Psychiatr Serv. 2009 Oct;60(10):1357-64. doi: 10.1176/ps.2009.60.10.1357.
This study examined racial-ethnic differences in the impact of the Youth Partners in Care quality improvement intervention. The intervention was designed to improve access to evidence-based depression care, primarily cognitive-behavioral therapy and medication, through primary care. Previous analyses have shown that the quality improvement intervention was associated with improved depression and quality-of-life outcomes at the end of the six-month intervention period.
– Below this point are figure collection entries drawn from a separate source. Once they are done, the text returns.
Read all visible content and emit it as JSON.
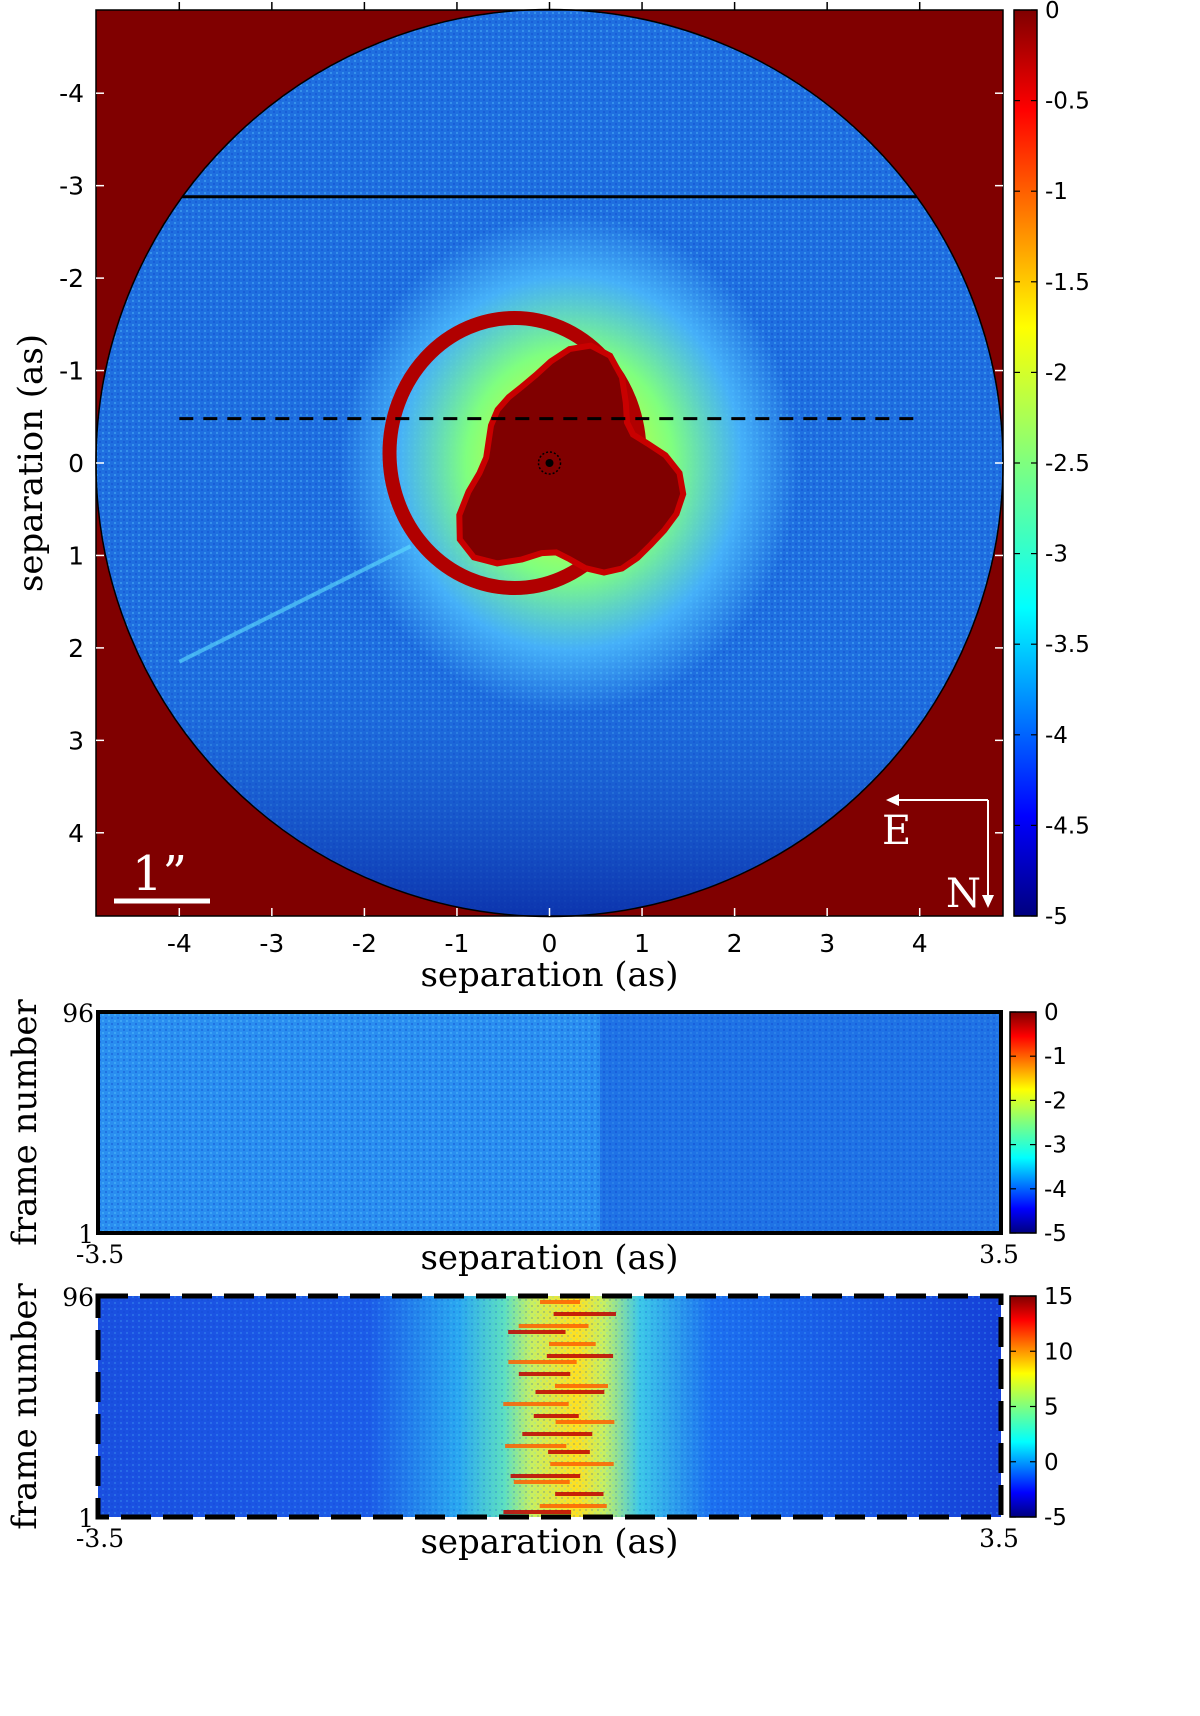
{
  "chart_data": [
    {
      "type": "heatmap",
      "id": "main-image",
      "xlabel": "separation (as)",
      "ylabel": "separation (as)",
      "xlim": [
        -4.9,
        4.9
      ],
      "ylim": [
        -4.9,
        4.9
      ],
      "x_ticks": [
        -4,
        -3,
        -2,
        -1,
        0,
        1,
        2,
        3,
        4
      ],
      "x_tick_labels": [
        "-4",
        "-3",
        "-2",
        "-1",
        "0",
        "1",
        "2",
        "3",
        "4"
      ],
      "y_ticks": [
        -4,
        -3,
        -2,
        -1,
        0,
        1,
        2,
        3,
        4
      ],
      "y_tick_labels": [
        "-4",
        "-3",
        "-2",
        "-1",
        "0",
        "1",
        "2",
        "3",
        "4"
      ],
      "colorbar": {
        "range": [
          -5,
          0
        ],
        "ticks": [
          0,
          -0.5,
          -1,
          -1.5,
          -2,
          -2.5,
          -3,
          -3.5,
          -4,
          -4.5,
          -5
        ],
        "tick_labels": [
          "0",
          "-0.5",
          "-1",
          "-1.5",
          "-2",
          "-2.5",
          "-3",
          "-3.5",
          "-4",
          "-4.5",
          "-5"
        ]
      },
      "solid_cut_y": -2.88,
      "dashed_cut_y": -0.48,
      "scale_bar_label": "1”",
      "compass": {
        "east": "E",
        "north": "N"
      }
    },
    {
      "type": "heatmap",
      "id": "solid-cut-panel",
      "xlabel": "separation (as)",
      "ylabel": "frame number",
      "xlim": [
        -3.5,
        3.5
      ],
      "x_tick_labels": [
        "-3.5",
        "3.5"
      ],
      "ylim": [
        1,
        96
      ],
      "y_tick_labels": [
        "96",
        "1"
      ],
      "colorbar": {
        "range": [
          -5,
          0
        ],
        "ticks": [
          0,
          -1,
          -2,
          -3,
          -4,
          -5
        ],
        "tick_labels": [
          "0",
          "-1",
          "-2",
          "-3",
          "-4",
          "-5"
        ]
      }
    },
    {
      "type": "heatmap",
      "id": "dashed-cut-panel",
      "xlabel": "separation (as)",
      "ylabel": "frame number",
      "xlim": [
        -3.5,
        3.5
      ],
      "x_tick_labels": [
        "-3.5",
        "3.5"
      ],
      "ylim": [
        1,
        96
      ],
      "y_tick_labels": [
        "96",
        "1"
      ],
      "colorbar": {
        "range": [
          -5,
          15
        ],
        "ticks": [
          15,
          10,
          5,
          0,
          -5
        ],
        "tick_labels": [
          "15",
          "10",
          "5",
          "0",
          "-5"
        ]
      }
    }
  ],
  "colors": {
    "dark_red": "#800000",
    "mid_blue": "#1f6fe0",
    "jet": [
      "#00007f",
      "#0000ff",
      "#007fff",
      "#00ffff",
      "#7fff7f",
      "#ffff00",
      "#ff7f00",
      "#ff0000",
      "#7f0000"
    ]
  }
}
A randomized controlled trial comparing quality improvement and usual care for youths from diverse racial-ethnic groups from five health care organizations, including managed care, the public sector, and academic center clinics, was conducted. Depressed youths (N=325), who self-identified as black (N=59), Latino (N=224), and white (N=42), aged 13-21 years, were included in these analyses. To evaluate intervention effects within racial-ethnic groups, regression models were constructed, which adjusted for baseline and study site variation in depression symptoms, mental health status, satisfaction with mental health care, and mental health service utilization.
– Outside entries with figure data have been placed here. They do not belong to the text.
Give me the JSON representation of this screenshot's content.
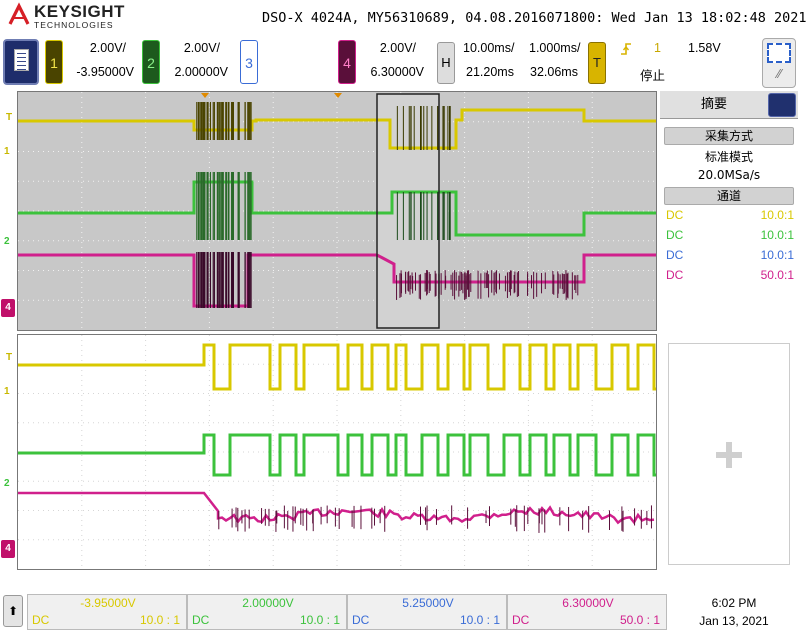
{
  "window": {
    "title": "DSO-X 4024A, MY56310689, 04.08.2016071800: Wed Jan 13 18:02:48 2021"
  },
  "brand": {
    "name": "KEYSIGHT",
    "sub": "TECHNOLOGIES"
  },
  "colors": {
    "ch1": "#d8c800",
    "ch2": "#3cc23c",
    "ch3": "#3a6cd6",
    "ch4": "#d0208c",
    "trigger": "#d8b400",
    "grid_bg": "#c8c8c8"
  },
  "channels": [
    {
      "num": "1",
      "scale": "2.00V/",
      "offset": "-3.95000V"
    },
    {
      "num": "2",
      "scale": "2.00V/",
      "offset": "2.00000V"
    },
    {
      "num": "3",
      "scale": "",
      "offset": ""
    },
    {
      "num": "4",
      "scale": "2.00V/",
      "offset": "6.30000V"
    }
  ],
  "horizontal": {
    "key": "H",
    "main_scale": "10.00ms/",
    "zoom_scale": "1.000ms/",
    "main_delay": "21.20ms",
    "zoom_delay": "32.06ms"
  },
  "trigger": {
    "key": "T",
    "source": "1",
    "level": "1.58V",
    "status": "停止",
    "slope_icon": "rising-edge-icon"
  },
  "sidebar": {
    "tab": "摘要",
    "acq_header": "采集方式",
    "acq_mode": "标准模式",
    "sample_rate": "20.0MSa/s",
    "chan_header": "通道",
    "rows": [
      {
        "coupling": "DC",
        "probe": "10.0:1",
        "color": "#d8c800"
      },
      {
        "coupling": "DC",
        "probe": "10.0:1",
        "color": "#3cc23c"
      },
      {
        "coupling": "DC",
        "probe": "10.0:1",
        "color": "#3a6cd6"
      },
      {
        "coupling": "DC",
        "probe": "50.0:1",
        "color": "#d0208c"
      }
    ]
  },
  "bottom": {
    "cells": [
      {
        "offset": "-3.95000V",
        "coupling": "DC",
        "probe": "10.0 : 1",
        "color": "#d8c800"
      },
      {
        "offset": "2.00000V",
        "coupling": "DC",
        "probe": "10.0 : 1",
        "color": "#3cc23c"
      },
      {
        "offset": "5.25000V",
        "coupling": "DC",
        "probe": "10.0 : 1",
        "color": "#3a6cd6"
      },
      {
        "offset": "6.30000V",
        "coupling": "DC",
        "probe": "50.0 : 1",
        "color": "#d0208c"
      }
    ],
    "time": "6:02 PM",
    "date": "Jan 13, 2021"
  },
  "markers": {
    "trigger_level": "T",
    "ch1": "1",
    "ch2": "2",
    "ch4": "4"
  }
}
Differential intervention effects were found across racial-ethnic groups. Black youths in the intervention group experienced significant reductions in depression symptoms and had higher rates of use of specialty mental health care at the six-month follow-up. Among Latino youths, the intervention was associated with significantly greater satisfaction with care. Intervention effects were weak among white youths.
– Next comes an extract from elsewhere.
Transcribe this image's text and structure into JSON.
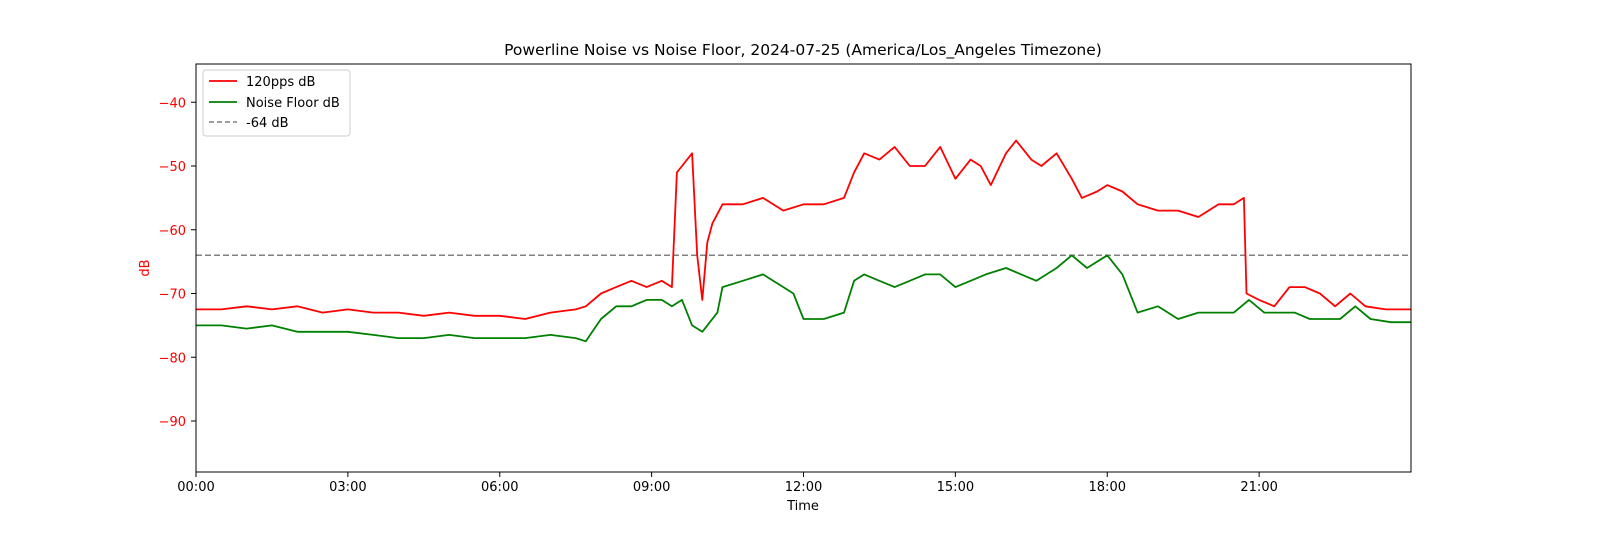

Quality improvement interventions may help to reduce disparities in mental health care for youths from racial-ethnic minority groups. (
本研究考察了“青年伙伴关爱质量改进干预”对不同种族和族裔群体的影响差异。该干预旨在通过初级保健来改善获得循证抑郁治疗(主要是认知行为疗法和药物治疗)的机会。先前的分析表明,质量改进干预与六个月干预期结束时抑郁和生活质量的改善有关。
对来自五个医疗保健组织(包括管理式医疗、公共部门和学术中心诊所)的不同种族和族裔群体的青少年进行了一项随机对照试验,比较了质量改进和常规护理。将自我认定为黑人(n=59)、拉丁裔(n=224)和白人(n=42)的 13-21 岁抑郁青少年(n=325)纳入这些分析。为了评估种族和族裔群体内的干预效果,构建了回归模型,该模型调整了抑郁症状、心理健康状况、对精神卫生保健的满意度和精神卫生服务利用的基线和研究地点差异。
发现干预效果在不同种族和族裔群体中存在差异。干预组中的黑人青少年在六个月的随访中抑郁症状显著减轻,接受专业精神卫生保健的比例也更高。在拉丁裔青少年中,干预与护理满意度显著提高有关。白人青少年的干预效果较弱。
质量改进干预可能有助于减少少数族裔青少年精神卫生保健方面的差异。